Is it really a monstrous thing, as Branco implies, that there is this greater ease of moving further, once an international organization is started with a permissive charter? Or is it a great good? The difficulty in getting to agreement on international cooperation is a difficulty that our countries suffer from badly in this interdependent world. To my mind, it is fortunate that some international organizations, like NATO and the EC, have been formed in ways that facilitate moving further. Nationalists always cry that international institutions are going "too far too fast", but the main actual danger has always been "too little too late". Here gain we have to distinguish the legal-norm side from the moral-norm side: legally nothing is either committed to or excluded by these open-ended clauses, but morally they have suggestive value.

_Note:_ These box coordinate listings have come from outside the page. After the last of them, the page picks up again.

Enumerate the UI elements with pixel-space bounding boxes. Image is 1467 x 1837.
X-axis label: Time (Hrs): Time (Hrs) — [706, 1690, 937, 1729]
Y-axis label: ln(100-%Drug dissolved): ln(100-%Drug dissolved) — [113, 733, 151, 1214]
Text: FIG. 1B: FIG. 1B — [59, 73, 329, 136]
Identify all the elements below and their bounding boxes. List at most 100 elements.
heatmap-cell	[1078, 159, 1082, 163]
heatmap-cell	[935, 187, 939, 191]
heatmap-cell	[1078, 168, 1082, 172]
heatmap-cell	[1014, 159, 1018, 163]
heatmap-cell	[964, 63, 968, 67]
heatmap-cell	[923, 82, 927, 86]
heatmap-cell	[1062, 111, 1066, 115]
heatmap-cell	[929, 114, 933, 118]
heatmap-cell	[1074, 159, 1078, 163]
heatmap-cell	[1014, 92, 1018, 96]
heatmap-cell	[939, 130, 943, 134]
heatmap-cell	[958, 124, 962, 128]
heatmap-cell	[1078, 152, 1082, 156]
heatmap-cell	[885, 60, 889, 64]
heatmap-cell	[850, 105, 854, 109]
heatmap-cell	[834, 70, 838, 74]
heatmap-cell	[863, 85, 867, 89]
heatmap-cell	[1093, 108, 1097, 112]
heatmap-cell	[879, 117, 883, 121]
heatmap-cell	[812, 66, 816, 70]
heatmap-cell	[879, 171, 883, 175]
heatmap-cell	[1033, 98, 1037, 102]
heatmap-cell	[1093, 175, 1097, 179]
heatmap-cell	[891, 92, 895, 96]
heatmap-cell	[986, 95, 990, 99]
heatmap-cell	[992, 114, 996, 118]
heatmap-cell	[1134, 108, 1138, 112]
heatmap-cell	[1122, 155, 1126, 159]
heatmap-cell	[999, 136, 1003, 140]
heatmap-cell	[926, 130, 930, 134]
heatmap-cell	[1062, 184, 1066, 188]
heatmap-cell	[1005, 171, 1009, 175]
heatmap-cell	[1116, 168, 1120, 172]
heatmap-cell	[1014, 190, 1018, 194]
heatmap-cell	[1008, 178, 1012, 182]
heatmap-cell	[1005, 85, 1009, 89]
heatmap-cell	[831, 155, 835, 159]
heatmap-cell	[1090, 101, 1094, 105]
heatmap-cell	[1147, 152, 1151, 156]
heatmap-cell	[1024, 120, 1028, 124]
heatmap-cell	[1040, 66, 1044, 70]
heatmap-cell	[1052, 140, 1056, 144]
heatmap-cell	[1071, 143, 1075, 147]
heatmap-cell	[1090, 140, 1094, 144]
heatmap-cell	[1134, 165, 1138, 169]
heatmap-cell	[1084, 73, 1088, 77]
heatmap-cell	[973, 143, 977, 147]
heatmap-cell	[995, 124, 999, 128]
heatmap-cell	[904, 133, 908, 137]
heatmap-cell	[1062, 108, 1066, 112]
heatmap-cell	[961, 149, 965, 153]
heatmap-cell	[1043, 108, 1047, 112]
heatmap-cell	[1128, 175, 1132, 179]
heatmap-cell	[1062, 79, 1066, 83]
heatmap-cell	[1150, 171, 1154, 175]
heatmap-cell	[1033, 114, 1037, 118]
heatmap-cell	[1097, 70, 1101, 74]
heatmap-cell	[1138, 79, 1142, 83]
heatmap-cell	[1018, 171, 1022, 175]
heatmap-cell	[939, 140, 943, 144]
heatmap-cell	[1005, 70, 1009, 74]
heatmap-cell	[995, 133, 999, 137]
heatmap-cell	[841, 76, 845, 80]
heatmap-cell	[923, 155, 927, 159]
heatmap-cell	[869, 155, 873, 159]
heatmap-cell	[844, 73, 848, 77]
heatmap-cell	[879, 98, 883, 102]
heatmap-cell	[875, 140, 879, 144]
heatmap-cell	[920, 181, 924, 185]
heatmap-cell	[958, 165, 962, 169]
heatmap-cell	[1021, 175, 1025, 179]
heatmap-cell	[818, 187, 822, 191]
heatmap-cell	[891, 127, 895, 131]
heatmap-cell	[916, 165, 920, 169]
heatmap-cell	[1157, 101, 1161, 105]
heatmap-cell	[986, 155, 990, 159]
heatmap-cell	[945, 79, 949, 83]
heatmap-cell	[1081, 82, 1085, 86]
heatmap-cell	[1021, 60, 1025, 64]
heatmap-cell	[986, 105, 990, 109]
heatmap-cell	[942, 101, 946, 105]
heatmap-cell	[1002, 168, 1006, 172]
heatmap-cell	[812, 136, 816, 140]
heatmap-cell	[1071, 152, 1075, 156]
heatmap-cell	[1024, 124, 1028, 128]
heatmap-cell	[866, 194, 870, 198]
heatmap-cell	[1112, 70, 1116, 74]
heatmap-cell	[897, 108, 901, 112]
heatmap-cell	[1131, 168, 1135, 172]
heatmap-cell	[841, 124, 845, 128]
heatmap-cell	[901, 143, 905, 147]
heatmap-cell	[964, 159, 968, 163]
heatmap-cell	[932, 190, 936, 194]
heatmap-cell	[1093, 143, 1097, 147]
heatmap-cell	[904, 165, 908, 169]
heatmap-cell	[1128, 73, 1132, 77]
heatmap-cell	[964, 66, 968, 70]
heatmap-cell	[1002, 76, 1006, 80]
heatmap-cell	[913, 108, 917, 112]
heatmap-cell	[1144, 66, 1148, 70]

Whether Branco personally agrees that this suggestive value is a positive good is not really pertinent here, since it does not change the fact that a lot of people have viewed it that way, including the founders of NATO. No matter whether they were right or wrong in that feeling, the empirical fact remains that they had it; that is why they wrote the Treaty in a permissive way; and that is why its permissiveness is to be understood neither as a meaningless linguistic mistake nor a hidden monstrosity, but as a normal thing within the mainstream of human strivings.